VIANNINHA CONTA O ÚLTIMO COMBATE DO HOMEM COMUM



        Rebatizada com o longo título acima, a peça Nossa Vida em Família ganha ótima montagem dirigida por Aderbal Freire-Filho com temporada mais que relâmpago em São Paulo (apenas quatro apresentações no SESC 24 de Maio).
        A velhice solitária e a morte seriam os últimos combates do homem comum (e pobre), mas outros combates estão presentes neste potente texto de Oduvaldo Vianna Filho (1936-1974) como as relações de trabalho e o drama de consciência do filho Jorge e as falcatruas que a filha Cora tem que fazer para poder sobreviver. A alienação está presente no filho Beto e o individualismo em Neli, a única da família que está “bem de vida”.
        A encenação de Aderbal Freire-Filho privilegia a epicidade do texto fazendo com que os próprios atores realizem as trocas de cena e é muito bonito ver o recurso de distanciamento presente quando os atores saem da personagem para rearranjar os adereços de cena para a seguir voltar a vestir a máscara e seguir na ação.
        Um elenco de dez atores, a maioria desconhecida nos palcos paulistanos, defende com muito empenho as palavras criadas pelo saudoso Vianninha. O casal de velhos é muito bem defendido por Rogério Freitas e Vera Novello e têm belíssimo momento na antológica cena do telefonema. O filho Jorge é feito com vigor por Gustavo Ottoni e está muito bem acompanhado pela forte presença cênica de Ana Barroso, como sua esposa. Apesar da participação menor, outra presença marcante em cena é Beth Lamas (lembra fisicamente a grande atriz Wanda Kosmo) como a rica e egoísta Neli. Kadu Garcia interpreta vários papeis inclusive aquele do palhaço que costura as cenas e critica as ações, algo que a meu modo de ver nada acrescenta a esta excelente montagem.
        A dramaturgia consistente e militante de Vianninha contando uma boa história com diálogos fluentes é coisa rara nos dias de hoje e é muito louvável que se remonte seus textos para que os jovens de hoje tenham contato com os mesmos.

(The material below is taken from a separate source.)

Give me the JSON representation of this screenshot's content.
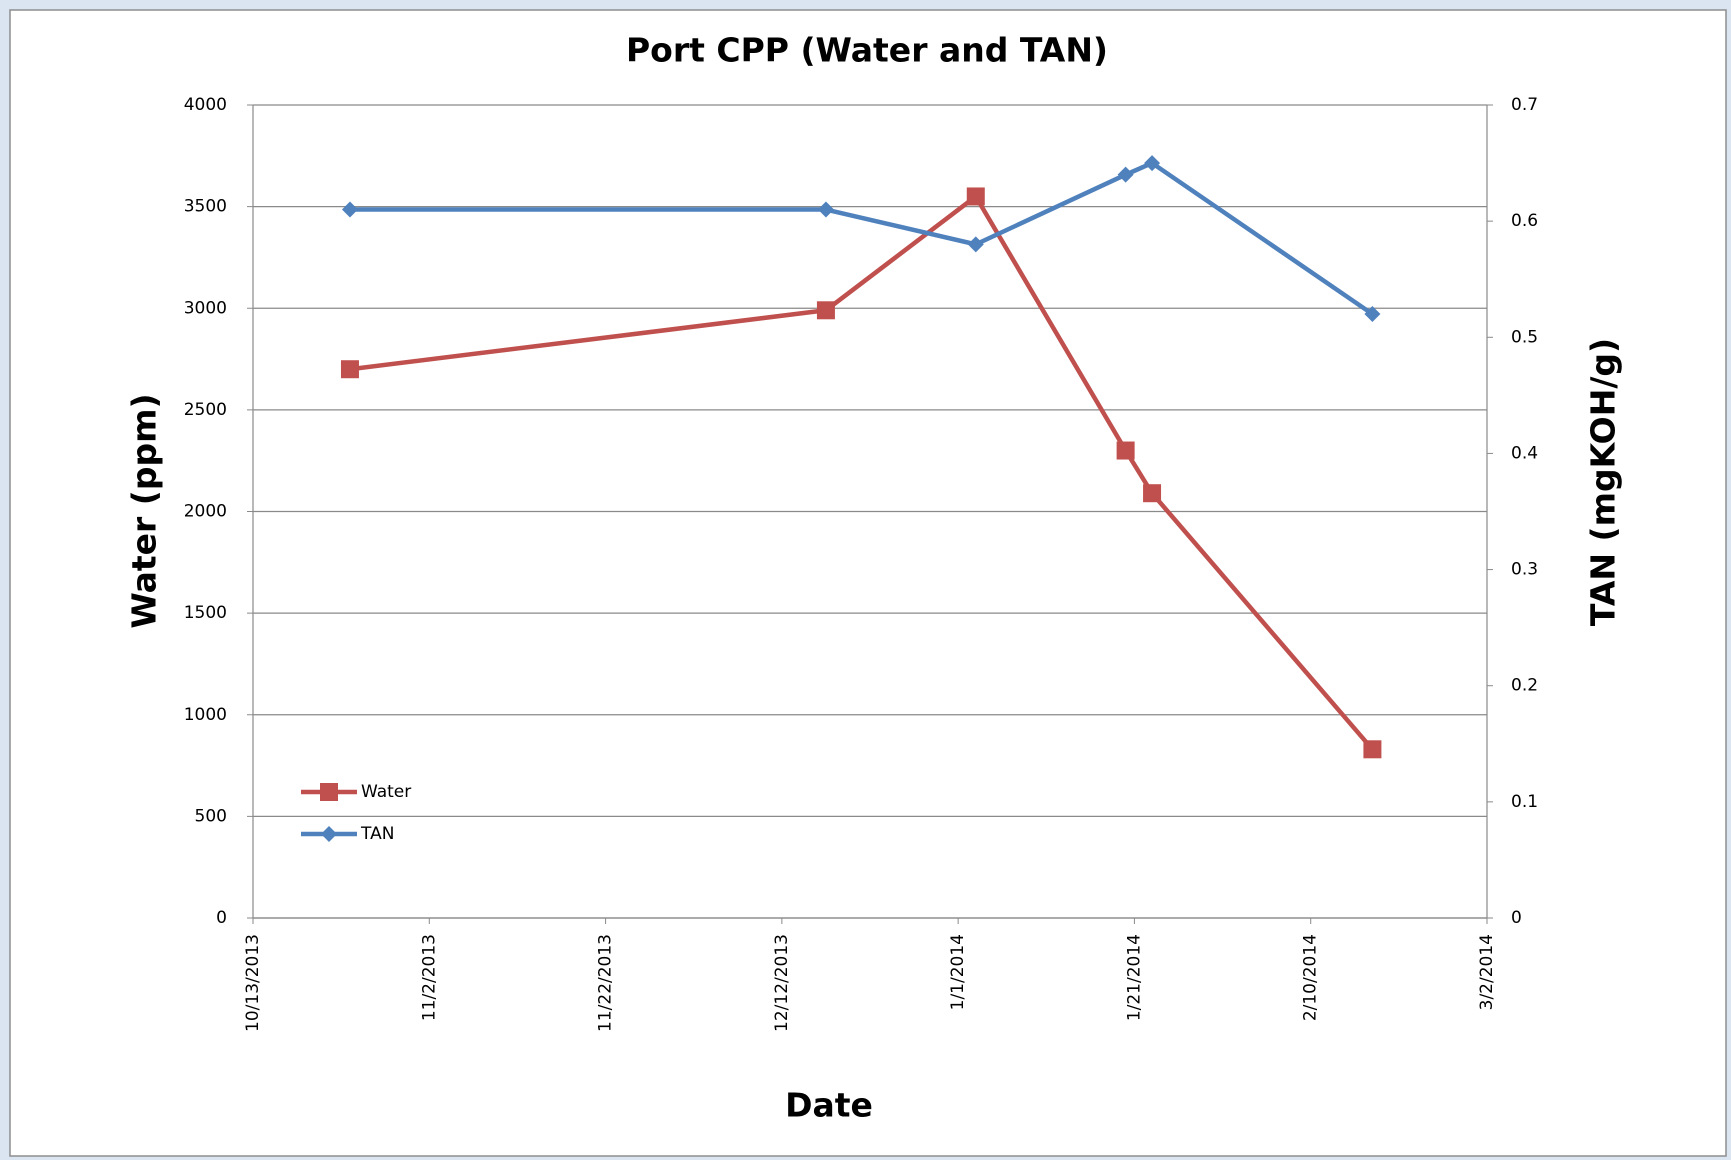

        MEMÓRIA: a primeira montagem de Em Família ocorreu em 1972, dirigida por Antunes Filho, tendo Paulo Autran e Carmen Silva como o casal de velhos.

        Última apresentação HOJE, domingo 12 de maio no SESC 24 de Maio. CORRA, AINDA DÁ TEMPO!

        12/05/2019


sábado, 11 de maio de 2019

BAIRRO CALEIDOSCÓPIO




        Alfonsito não tem ódio, nem aversão à sociedade para ser definido como um legítimo misantropo, mas morre de medo dela e assim prefere a solidão do seu quarto empoeirado a sair e ir até o mercadinho para comprar um pão... Ou dois. A peça do equatoriano Carlos Gallegos mostra esse homem frágil e triste armando-se de coragem para enfrentar o mundo lá fora. Texto simples só na aparência, é na verdade uma poderosa metáfora das dificuldades de se comunicar em uma contemporaneidade tão cheia de meios de comunicação que na realidade se mostram superficiais e quase inúteis no que tange à aproximação e à solidariedade humana.
        Essa foi a peça escolhida por Alexandre Meirelles para a reabertura da aconchegante Casa da Gioconda, localizada no bairro da Bela Vista, o nosso amado Bixiga.

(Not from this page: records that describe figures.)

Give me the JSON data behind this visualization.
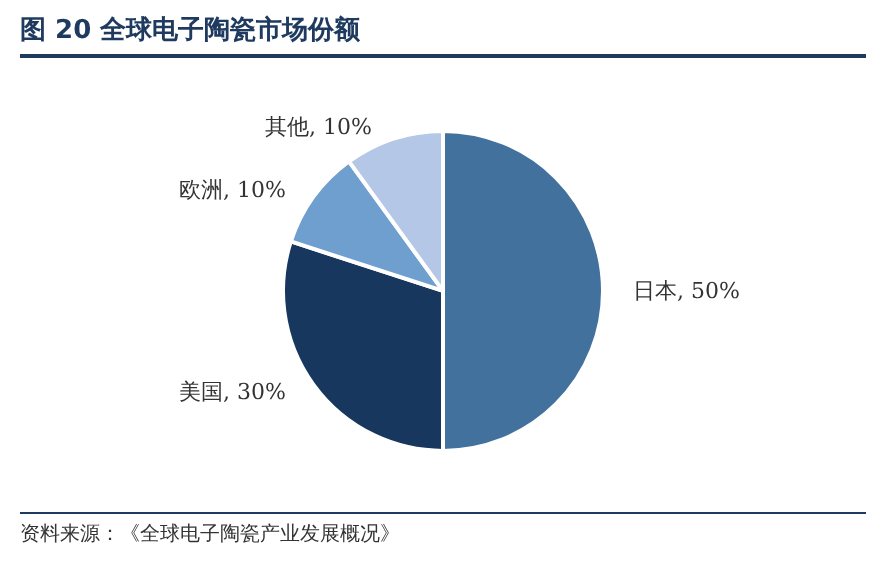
{
  "chart_data": {
    "type": "pie",
    "title": "图 20  全球电子陶瓷市场份额",
    "categories": [
      "日本",
      "美国",
      "欧洲",
      "其他"
    ],
    "values": [
      50,
      30,
      10,
      10
    ],
    "colors": [
      "#41719c",
      "#17375e",
      "#6f9fcf",
      "#b4c7e7"
    ],
    "value_labels": [
      ", 50%",
      ", 30%",
      ", 10%",
      ", 10%"
    ],
    "annotations": [
      "资料来源：《全球电子陶瓷产业发展概况》"
    ]
  }
}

        Thiago Carreira brilha na opacidade do melancólico Alfonsito. O ator mostra pleno domínio das expressões corporais e, principalmente faciais, e muitas vezes a mímica “diz” muito mais do que as falas do texto. Há um quê do vagabundo Carlitos de Charles Chaplin no seu modo de expressar os sentimentos da personagem.


        A direção de Marcella Piccin é bastante delicada e foca seu trabalho na interpretação do ator, amparada no eficiente cenário de Cy Teixeira formado por armários cheios de gavetas coloridas que servirão como grande suporte para as ações de Alfonsito e que se tornam quase uma segunda personagem da encenação. Momentos muito poéticos como a cena do cuco ou da suposta conversa de Alfonsito com a atendente do mercadinho atestam a qualidade e a sincronia da equipe dirigida por Piccin: somam-se harmoniosamente atuação, cenário, luz e trilha sonora dando como resultado uma deliciosa hora de convivência com Alfonsito.


        E assim a Casa da Gioconda de Milton Morales Filho reabre com chave de ouro, anunciando grandes novidades com sua parceria com a XYZ Produções Artísticas, que tem coordenação artística de Alexandre Meirelles e José Maria Freixa.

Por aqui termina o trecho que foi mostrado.